Tabela zawiera informacje o ilości stempli do monet wyprodukowanych w amerykańskich mennicach od 1 lipca 1926 do 30 czerwca 1927. W ostatniej linijce zapisano, że w Filadelfii wykonano 35 stempli do polskich monet i że stempli tych nie użyto.
Co to były za stemple? Do jakich monet? Czy Polska zamówiła jakieś monety i zamówienie wycofała?
Na razie nic na ten temat nie wiadomo.

Nie przeczytałem jeszcze wszystkich sprawozdań, ale na pewno to zrobię. Cierpliwie, rocznik po roczniku, strona po stronie.
Fajna zabawa.






niedziela, 6 marca 2016

Przedwiosenne nowości.

Zanim usunąłem z bloga nieefektywny system komentarzy Google+ zdążyłem zauważyć, że pod wpisem http://zbierajmymonety.blogspot.com/2016/02/szelag-litewski-z-roku-1624.html ktoś zapytał o powody twierdzenia, że opisanego szeląga wytłoczono na prasie walcowej i o rolę kropek widocznych na krążku poza rysunkiem.

Wszystko to opisałem już wcześniej, w roku 2012 we wpisie "Monety opowiadają o...".  Są wyjaśnienia, zdjęcia, poglądowe rysunki - zachęcam do lektury.

Mój zbiór kontrasygnowanych miedziaków Augusta III powiększył się o kolejnego "wycierucha".
Kontrmarka znana, interpretowana jako rysunek herbu Pogoń, wiązana z Czartoryskimi.
Soubisie-Bisier odnotował występowanie takiej kontrmarki na groszu Maksymiliana Emanuela Bawarskiego (1695).

A. Бойко-Гагарин przedstawił Pogoń nabitą troszkę inną puncą


znaną z występowania na groszach Augusta III (odnotowano 7 egzemplarzy).
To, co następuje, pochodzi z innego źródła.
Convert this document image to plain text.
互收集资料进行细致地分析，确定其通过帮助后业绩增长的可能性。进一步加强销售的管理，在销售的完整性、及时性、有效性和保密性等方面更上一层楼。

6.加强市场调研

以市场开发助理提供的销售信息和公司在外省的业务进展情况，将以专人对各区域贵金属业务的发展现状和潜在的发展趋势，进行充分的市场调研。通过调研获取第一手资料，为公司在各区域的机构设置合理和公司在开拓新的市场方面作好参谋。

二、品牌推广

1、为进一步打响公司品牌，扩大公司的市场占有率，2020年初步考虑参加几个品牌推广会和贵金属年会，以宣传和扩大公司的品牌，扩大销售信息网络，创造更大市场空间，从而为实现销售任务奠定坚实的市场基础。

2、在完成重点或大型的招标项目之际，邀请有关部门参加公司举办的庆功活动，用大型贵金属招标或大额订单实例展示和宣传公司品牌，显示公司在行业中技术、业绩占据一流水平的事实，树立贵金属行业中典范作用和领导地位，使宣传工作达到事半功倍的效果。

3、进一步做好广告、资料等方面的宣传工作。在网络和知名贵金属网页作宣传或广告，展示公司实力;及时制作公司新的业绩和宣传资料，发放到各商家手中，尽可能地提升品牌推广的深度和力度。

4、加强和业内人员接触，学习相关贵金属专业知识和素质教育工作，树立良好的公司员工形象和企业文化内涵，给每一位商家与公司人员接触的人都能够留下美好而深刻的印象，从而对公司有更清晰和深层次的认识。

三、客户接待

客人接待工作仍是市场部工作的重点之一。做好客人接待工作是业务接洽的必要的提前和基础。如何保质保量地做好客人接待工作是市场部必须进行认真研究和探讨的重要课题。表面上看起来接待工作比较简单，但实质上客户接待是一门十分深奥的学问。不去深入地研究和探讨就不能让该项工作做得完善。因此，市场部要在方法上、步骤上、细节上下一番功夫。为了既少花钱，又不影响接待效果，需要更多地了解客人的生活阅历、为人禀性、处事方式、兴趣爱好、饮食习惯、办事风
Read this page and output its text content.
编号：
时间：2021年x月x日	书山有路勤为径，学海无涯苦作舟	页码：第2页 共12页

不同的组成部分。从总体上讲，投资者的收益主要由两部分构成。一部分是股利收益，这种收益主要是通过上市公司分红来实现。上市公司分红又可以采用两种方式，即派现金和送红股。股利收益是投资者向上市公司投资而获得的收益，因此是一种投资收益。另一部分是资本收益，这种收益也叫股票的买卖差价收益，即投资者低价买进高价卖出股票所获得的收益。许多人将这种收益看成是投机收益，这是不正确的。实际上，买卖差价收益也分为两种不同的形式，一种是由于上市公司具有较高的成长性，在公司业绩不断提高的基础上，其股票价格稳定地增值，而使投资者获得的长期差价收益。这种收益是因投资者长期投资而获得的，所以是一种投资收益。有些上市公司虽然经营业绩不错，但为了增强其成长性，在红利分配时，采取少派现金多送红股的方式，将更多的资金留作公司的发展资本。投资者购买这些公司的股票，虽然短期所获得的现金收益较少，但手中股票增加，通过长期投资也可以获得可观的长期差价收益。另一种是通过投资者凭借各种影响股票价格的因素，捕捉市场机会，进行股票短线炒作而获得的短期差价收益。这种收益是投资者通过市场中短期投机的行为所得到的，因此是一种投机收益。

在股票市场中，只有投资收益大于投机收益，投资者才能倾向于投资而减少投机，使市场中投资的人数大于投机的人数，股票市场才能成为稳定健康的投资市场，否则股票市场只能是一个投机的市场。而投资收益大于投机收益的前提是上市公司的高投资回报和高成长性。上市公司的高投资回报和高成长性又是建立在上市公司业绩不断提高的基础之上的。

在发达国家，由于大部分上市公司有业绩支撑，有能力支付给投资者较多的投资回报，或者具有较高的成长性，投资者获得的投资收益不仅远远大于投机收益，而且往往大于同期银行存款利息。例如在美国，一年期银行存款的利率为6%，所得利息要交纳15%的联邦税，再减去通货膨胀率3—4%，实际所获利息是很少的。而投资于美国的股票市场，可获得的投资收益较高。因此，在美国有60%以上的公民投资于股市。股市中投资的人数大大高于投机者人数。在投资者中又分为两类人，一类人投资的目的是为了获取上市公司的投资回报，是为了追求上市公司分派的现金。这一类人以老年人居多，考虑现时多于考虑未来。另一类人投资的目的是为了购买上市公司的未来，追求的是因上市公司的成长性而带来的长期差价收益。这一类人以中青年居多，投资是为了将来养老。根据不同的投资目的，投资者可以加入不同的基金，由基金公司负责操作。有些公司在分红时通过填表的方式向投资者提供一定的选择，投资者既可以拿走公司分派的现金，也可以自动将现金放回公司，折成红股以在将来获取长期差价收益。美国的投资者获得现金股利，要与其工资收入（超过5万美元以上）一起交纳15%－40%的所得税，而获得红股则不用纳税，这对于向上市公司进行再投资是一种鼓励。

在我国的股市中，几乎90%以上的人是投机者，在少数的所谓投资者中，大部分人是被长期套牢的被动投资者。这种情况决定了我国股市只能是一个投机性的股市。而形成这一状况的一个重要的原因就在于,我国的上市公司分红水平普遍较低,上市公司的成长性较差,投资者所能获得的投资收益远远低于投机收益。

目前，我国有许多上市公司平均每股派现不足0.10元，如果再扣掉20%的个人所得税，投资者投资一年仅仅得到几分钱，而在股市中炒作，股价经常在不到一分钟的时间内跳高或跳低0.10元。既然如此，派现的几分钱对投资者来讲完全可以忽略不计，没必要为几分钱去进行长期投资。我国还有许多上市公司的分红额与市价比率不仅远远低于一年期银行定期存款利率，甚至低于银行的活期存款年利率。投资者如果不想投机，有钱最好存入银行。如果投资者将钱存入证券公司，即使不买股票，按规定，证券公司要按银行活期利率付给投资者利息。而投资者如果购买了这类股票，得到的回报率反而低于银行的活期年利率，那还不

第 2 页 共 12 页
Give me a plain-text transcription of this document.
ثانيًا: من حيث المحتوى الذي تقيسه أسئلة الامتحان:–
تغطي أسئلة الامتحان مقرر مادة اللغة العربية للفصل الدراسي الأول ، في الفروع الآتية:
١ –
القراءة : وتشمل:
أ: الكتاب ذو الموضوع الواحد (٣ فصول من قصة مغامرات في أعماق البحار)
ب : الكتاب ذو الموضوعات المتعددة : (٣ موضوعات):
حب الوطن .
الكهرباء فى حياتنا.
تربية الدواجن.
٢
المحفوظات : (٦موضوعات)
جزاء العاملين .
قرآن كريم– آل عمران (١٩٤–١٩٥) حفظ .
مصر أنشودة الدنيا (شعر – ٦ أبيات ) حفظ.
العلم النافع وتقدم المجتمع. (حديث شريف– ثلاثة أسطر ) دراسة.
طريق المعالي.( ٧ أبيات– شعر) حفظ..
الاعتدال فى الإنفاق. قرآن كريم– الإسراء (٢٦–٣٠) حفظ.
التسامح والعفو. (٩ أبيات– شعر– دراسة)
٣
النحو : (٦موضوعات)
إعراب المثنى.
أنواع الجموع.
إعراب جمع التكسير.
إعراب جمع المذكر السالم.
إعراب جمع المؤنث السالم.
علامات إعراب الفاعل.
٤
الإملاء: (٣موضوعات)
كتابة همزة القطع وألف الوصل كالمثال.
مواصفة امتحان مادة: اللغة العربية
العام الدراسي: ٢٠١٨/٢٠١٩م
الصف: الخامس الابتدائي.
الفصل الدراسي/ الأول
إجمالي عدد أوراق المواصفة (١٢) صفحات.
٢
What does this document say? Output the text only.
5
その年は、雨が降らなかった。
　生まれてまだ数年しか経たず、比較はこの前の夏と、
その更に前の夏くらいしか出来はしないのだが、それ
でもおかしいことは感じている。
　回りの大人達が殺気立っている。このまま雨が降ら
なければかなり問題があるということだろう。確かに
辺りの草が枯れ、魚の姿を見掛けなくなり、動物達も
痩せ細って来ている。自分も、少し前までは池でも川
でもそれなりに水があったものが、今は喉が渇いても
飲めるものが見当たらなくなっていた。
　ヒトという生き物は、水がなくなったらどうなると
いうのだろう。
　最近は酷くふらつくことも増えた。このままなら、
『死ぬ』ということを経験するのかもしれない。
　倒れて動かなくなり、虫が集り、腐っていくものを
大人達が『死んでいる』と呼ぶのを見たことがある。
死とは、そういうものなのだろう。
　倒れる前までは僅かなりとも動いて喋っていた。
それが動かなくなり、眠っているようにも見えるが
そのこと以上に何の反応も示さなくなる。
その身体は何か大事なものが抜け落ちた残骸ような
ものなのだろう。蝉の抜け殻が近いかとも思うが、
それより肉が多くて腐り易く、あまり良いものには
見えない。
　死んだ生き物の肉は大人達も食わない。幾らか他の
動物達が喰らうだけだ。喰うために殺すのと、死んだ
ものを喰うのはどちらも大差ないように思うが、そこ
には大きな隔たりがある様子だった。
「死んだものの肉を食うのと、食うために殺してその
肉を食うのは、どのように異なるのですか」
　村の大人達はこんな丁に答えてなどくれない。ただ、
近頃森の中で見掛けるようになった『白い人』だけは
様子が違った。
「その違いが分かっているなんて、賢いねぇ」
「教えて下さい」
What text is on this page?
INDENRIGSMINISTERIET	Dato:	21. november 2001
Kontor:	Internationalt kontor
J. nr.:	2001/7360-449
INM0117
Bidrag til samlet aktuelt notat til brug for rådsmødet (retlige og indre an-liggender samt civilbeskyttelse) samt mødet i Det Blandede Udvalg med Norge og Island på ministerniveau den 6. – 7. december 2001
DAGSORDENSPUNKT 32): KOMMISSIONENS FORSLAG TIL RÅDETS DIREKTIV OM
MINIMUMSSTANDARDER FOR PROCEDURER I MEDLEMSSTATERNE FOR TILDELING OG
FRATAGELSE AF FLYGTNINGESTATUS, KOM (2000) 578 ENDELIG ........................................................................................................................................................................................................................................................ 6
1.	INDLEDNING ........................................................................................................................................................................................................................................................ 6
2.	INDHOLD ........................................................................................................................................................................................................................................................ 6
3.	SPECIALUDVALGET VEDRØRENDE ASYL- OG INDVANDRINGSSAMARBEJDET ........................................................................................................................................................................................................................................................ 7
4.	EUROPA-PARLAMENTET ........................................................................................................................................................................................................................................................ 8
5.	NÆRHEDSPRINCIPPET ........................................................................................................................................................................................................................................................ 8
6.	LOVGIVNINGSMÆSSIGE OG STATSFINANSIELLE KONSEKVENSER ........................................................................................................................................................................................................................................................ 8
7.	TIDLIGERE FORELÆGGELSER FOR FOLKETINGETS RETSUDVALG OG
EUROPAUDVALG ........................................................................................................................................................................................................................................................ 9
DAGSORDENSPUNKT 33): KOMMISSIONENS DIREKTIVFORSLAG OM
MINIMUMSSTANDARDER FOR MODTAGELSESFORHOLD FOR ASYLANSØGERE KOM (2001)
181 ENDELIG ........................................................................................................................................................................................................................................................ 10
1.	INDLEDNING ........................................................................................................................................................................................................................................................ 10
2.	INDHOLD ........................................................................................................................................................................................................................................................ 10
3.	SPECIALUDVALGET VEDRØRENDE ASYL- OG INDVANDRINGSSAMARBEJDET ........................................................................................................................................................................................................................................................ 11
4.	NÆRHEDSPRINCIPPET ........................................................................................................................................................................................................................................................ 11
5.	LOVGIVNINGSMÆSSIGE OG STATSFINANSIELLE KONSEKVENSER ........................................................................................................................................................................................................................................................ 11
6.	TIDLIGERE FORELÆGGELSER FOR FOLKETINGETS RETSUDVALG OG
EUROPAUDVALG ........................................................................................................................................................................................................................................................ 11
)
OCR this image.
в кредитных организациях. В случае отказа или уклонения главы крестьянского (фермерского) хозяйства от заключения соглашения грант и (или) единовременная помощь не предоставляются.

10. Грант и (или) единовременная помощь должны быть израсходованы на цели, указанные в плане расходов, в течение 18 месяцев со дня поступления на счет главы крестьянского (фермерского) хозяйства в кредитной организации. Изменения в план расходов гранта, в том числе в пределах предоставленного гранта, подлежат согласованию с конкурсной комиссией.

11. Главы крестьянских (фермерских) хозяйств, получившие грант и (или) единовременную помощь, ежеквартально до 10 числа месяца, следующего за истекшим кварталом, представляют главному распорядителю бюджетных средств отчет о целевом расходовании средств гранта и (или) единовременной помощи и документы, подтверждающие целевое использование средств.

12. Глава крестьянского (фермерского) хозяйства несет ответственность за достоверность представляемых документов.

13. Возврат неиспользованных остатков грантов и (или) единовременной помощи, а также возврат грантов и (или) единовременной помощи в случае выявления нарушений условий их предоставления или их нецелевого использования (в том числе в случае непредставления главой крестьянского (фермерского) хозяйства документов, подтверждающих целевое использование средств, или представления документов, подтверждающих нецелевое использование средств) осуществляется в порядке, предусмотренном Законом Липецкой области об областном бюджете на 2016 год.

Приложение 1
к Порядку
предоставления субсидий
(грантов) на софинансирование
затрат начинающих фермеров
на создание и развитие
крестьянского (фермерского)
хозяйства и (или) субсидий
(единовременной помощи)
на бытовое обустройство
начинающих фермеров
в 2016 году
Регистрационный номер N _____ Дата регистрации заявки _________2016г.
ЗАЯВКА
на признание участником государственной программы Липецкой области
Dwa lata temu był na rynku egzemplarz z taką kontrmarką, niestety wtedy nie udało mi się go zdobyć. Mam tylko kilka zdjęć w archiwum.

Wyraźnie widać, że to nie to samo, co na najnowszym moim zakupie.

Jeszcze jedna monetka powiększyła mój zbiór w ostatnim tygodniu.
Powodem zainteresowania tą monetą jest szczególny wygląd liter tworzących znak mennicy. Malutkie M nabito bardzo wysoko, przez co rysunek stracił symetrię. Porównanie:

Taka drobna ciekawostka.

Pod koniec lutego odbyły się kolejne Toruńskie Warsztaty Numizmatyki Antycznej. Tym razem w Toruniu. Niestety wbrew wcześniejszym zamiarom nie mogłem wziąć w nich udziału, dlatego bardzo ucieszyła mnie inicjatywa warszawskiego oddziału PTN. Na razie dostępne są dwie części wykładu dr. Rakoczego - warto zobaczyć.